Quasi Monte Carlo methods enable extremely low-dimensional deep generative models
Miles Martinez, Alex H. Williams
TL;DR
QLVMs tackle the challenge of obtaining interpretable, extremely low-dimensional embeddings for high-dimensional data by replacing encoder-based variational inference with quasi-Monte Carlo marginal likelihood estimation. They sample latent codes from a fixed prior $p(\boldsymbol{z})$ using randomly shifted lattices (e.g., Fibonacci for 2D, Korobov for 3D) and map $\boldsymbol{z}$ through a decoder with a periodic first layer, allowing direct evaluation of $\log p_\theta(\boldsymbol{x})$ via a log-sum-exp bound. Empirically, 2D QLVMs outperform 2D VAEs and 2D IWAEs in marginal log-likelihood and reconstructions across several datasets, while enabling density estimation, clustering, and geodesic visualization in the latent space; however, performance gains diminish on high-complexity data and the method is computationally intensive and scale-limited for higher latent dimensions.
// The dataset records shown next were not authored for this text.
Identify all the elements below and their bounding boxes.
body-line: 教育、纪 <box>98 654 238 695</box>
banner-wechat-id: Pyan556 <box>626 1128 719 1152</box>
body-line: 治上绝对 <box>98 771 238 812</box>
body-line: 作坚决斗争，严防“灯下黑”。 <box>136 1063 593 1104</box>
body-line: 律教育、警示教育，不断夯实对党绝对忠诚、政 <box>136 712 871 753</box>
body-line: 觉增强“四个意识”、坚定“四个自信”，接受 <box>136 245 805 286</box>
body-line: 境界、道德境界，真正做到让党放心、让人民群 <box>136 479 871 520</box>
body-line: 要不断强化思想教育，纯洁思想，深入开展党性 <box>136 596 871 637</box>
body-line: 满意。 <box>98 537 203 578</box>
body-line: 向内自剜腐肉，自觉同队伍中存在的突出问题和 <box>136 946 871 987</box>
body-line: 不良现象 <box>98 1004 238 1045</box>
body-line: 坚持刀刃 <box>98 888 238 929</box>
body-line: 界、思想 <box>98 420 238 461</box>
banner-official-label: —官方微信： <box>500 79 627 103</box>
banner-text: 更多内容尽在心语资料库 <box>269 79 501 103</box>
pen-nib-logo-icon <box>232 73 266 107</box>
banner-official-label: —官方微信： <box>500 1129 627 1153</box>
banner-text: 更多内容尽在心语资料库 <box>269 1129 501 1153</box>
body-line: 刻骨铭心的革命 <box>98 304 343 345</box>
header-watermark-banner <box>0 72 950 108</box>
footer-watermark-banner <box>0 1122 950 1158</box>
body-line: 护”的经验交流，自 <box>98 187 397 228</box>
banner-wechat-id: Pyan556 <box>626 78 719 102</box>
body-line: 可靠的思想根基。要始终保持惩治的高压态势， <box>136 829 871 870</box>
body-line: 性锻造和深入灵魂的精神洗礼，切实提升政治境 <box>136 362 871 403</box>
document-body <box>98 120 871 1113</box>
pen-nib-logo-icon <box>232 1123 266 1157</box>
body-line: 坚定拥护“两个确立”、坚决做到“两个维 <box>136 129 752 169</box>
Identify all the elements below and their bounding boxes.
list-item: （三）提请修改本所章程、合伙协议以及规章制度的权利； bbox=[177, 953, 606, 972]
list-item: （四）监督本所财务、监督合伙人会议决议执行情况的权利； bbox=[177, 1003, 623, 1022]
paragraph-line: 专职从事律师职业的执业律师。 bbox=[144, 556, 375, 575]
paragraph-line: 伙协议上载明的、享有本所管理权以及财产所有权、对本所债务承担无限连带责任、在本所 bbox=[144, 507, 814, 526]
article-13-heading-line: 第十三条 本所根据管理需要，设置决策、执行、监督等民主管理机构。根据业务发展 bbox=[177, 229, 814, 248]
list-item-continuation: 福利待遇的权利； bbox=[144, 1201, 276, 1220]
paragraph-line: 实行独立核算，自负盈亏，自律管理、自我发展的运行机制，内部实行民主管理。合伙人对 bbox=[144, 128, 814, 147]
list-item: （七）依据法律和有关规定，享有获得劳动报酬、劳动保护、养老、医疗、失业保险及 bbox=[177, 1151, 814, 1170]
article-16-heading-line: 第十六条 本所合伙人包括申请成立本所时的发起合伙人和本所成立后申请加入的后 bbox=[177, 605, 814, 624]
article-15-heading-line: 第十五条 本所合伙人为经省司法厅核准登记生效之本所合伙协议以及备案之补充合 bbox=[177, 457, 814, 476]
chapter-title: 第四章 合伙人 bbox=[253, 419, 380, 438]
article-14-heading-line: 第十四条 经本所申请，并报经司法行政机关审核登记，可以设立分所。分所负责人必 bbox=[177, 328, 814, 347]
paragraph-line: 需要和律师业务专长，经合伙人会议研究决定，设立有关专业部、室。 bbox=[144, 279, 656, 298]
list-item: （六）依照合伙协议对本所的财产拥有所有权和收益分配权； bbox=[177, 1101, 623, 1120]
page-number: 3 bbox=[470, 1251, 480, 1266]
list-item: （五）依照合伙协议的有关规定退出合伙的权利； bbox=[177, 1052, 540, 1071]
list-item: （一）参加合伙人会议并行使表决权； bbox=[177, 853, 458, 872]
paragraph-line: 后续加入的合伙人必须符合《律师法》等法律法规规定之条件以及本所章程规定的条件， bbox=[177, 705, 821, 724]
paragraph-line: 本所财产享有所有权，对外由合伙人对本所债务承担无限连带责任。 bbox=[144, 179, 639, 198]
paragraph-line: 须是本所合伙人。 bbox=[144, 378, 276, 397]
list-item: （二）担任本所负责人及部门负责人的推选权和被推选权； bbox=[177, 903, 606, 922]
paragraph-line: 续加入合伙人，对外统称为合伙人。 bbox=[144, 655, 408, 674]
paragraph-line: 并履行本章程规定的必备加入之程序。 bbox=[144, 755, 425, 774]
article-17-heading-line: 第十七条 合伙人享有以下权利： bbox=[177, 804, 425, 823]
Overall, QLVMs offer a transparent, data-generating approach to learning interpretable, low-dimensional embeddings, facilitating exploratory analyses that are difficult to validate in higher-dimensional latent spaces.
Abstract
This paper introduces quasi-Monte Carlo latent variable models (QLVMs): a class of deep generative models that are specialized for finding extremely low-dimensional and interpretable embeddings of high-dimensional datasets. Unlike standard approaches, which rely on a learned encoder and variational lower bounds, QLVMs directly approximate the marginal likelihood by randomized quasi-Monte Carlo integration. While this brute force approach has drawbacks in higher-dimensional spaces, we find that it excels in fitting one, two, and three dimensional deep latent variable models. Empirical results on a range of datasets show that QLVMs consistently outperform conventional variational autoencoders (VAEs) and importance weighted autoencoders (IWAEs) with matched latent dimensionality. The resulting embeddings enable transparent visualization and post hoc analyses such as nonparametric density estimation, clustering, and geodesic path computation, which are nontrivial to validate in higher-dimensional spaces. While our approach is compute-intensive and struggles to generate fine-scale details in complex datasets, it offers a compelling solution for applications prioritizing interpretability and latent space analysis.